Giraffes Can't Dance by Giles Andreae is an adorable picture book about how a giraffe who thinks he can't dance. There are many great ideas all over the internet (and on pinterest) for creating these lovely giraffe pictures...I picked a few of my favorite things from various sources, including techniques from For the Love of Art...and added a few things of my own! After reading the book, they created their backgrounds using tints and shades! Students painted a moon with white, then added rings of progressively darker blue around it. They added splatter (everyone's favorite!) with white for stars. After our lunch break, we came back and busted a move. Ok, not really, but we all took turns striking a dance pose, so that we could practice drawing stick figures in that pose. Afterwards, students chose their favorite pose to draw their giraffe in. We discussed giraffe characteristics and what shapes they could use to draw them. After they drew a giraffe they were proud of, they transferred it to yellow construction paper, outlined it, and added details with markers. Next they went back to their backgrounds and painted on some green for grass and added texture marks with the backs of the brushes. When all was dry (the next day) they glued their giraffes in place. They were all so proud of the finished projects...which looked fantastic!

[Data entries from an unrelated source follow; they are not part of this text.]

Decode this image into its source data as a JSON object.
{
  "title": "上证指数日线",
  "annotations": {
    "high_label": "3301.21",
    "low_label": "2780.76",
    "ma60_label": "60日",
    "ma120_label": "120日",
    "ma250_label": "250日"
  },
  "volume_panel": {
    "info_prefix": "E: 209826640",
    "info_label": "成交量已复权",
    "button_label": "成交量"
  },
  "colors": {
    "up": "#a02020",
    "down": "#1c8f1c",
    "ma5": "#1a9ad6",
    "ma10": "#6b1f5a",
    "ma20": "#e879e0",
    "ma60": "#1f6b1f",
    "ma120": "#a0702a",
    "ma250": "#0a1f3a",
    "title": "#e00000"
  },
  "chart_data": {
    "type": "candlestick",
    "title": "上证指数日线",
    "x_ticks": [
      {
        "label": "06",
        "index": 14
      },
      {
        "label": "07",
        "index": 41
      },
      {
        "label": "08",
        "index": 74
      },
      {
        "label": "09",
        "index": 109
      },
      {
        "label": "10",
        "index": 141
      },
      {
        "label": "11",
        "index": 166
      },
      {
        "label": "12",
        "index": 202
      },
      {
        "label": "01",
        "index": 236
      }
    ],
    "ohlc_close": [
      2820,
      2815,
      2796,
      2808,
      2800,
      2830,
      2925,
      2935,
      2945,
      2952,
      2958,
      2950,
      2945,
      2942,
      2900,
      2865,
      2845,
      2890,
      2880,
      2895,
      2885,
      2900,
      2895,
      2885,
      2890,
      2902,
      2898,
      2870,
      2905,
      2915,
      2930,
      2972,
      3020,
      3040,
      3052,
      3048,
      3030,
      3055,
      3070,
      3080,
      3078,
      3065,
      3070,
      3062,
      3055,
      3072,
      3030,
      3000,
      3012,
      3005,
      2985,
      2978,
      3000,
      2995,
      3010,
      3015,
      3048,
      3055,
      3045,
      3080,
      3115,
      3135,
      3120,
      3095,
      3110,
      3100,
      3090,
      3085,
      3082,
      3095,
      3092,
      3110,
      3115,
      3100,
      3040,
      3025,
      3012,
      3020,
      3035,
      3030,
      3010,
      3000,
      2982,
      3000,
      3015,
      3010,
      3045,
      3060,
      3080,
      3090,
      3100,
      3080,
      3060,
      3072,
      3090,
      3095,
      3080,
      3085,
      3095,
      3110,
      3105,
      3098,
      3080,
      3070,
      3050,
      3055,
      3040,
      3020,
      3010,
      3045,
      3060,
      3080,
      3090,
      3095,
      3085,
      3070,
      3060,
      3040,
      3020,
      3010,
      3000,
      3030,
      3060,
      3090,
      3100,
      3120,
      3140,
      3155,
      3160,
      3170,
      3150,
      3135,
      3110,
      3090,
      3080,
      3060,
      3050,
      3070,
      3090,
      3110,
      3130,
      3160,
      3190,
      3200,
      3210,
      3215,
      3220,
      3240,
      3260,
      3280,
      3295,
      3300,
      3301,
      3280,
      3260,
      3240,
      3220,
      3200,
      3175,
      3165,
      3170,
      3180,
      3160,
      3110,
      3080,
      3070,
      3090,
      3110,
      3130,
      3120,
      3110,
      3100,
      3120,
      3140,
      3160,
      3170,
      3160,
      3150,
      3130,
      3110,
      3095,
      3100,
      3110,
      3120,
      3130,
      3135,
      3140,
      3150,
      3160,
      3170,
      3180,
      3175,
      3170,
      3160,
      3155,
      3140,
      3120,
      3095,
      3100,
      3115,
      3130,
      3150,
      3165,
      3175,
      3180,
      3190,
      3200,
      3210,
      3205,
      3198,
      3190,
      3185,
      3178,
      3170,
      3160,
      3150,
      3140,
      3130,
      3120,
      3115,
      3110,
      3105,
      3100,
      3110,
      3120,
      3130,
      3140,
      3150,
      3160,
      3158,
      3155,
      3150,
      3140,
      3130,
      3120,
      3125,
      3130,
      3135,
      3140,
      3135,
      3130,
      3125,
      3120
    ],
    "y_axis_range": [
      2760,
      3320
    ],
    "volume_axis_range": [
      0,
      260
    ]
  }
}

(A lot of them decided that dancing giraffe's deserve hair...who am I to crush creativity? They are so cute!) |
Besides reading stories, we wrote some of our own...in picture form. Words were not required but could be added. Students created a storyboard that had a beginning, middle, and end. They could use 3-6 frames to tell their story. For the backgrounds, we used a paper that we had created with some extra time earlier in the week using bubble painting. The bubble painting didn't work out quite right (Maybe the paint was too old? Maybe the consistency was off?) but the papers were nevertheless bright and beautiful, filled with abstract blobs of color!
Another story we read was The Very Busy Spider by Eric Carle. We spent some time creating all sorts of painted papers in stations. Webs were created by rolling marbles covered in white paint around inside a foil pan that held their black paper. Green papers were created using green and yellow paints: they painted a white piece of paper solid with one color, added design lines with the other, and then scratched more designs in with the backs of their brushes. the blue papers and orange papers were created using shaving cream and acrylic paint, which I used before in this lesson: Van Gogh. After all papers were dry, we used shapes to create our spider, glued them to white paper, which we then cut out and glued to the webs. Beautiful!
Our Self portrait for this week was painting ourselves on canvas as something we wanted to be (or wished we could be) in the future! We talked about facial proportions, and the students drew their portraits on paper. Once they practiced and had an idea, they drew them on canvas. We discussed mixing colors to make the secondaries, reviewed shades and tints, and I taught them how to mix a skin town and brown. They went to town! They used only the primaries, black, and white to create these lovely paintings. Even the youngest (a kindergartener) did a terrific job mixing colors!
And finally, another one of my favorites was creating a scenes. They folded a paper to create an X, then holding the paper so it made a diamond, they drew the floor/ground in one triangle, skipping the one next to it. The top two were their background. Once colored and finished, they cut a slit from the bottom to the middle, slid the blank triangle under the floor/ground, so that it became a setting. Students could then add characters for their foreground. Neither of these two are finished, this project took us to the very last second of camp.
We also created rainbow fish dishes and face pinch pots out of clay, and we did some tie-dye. So much fun!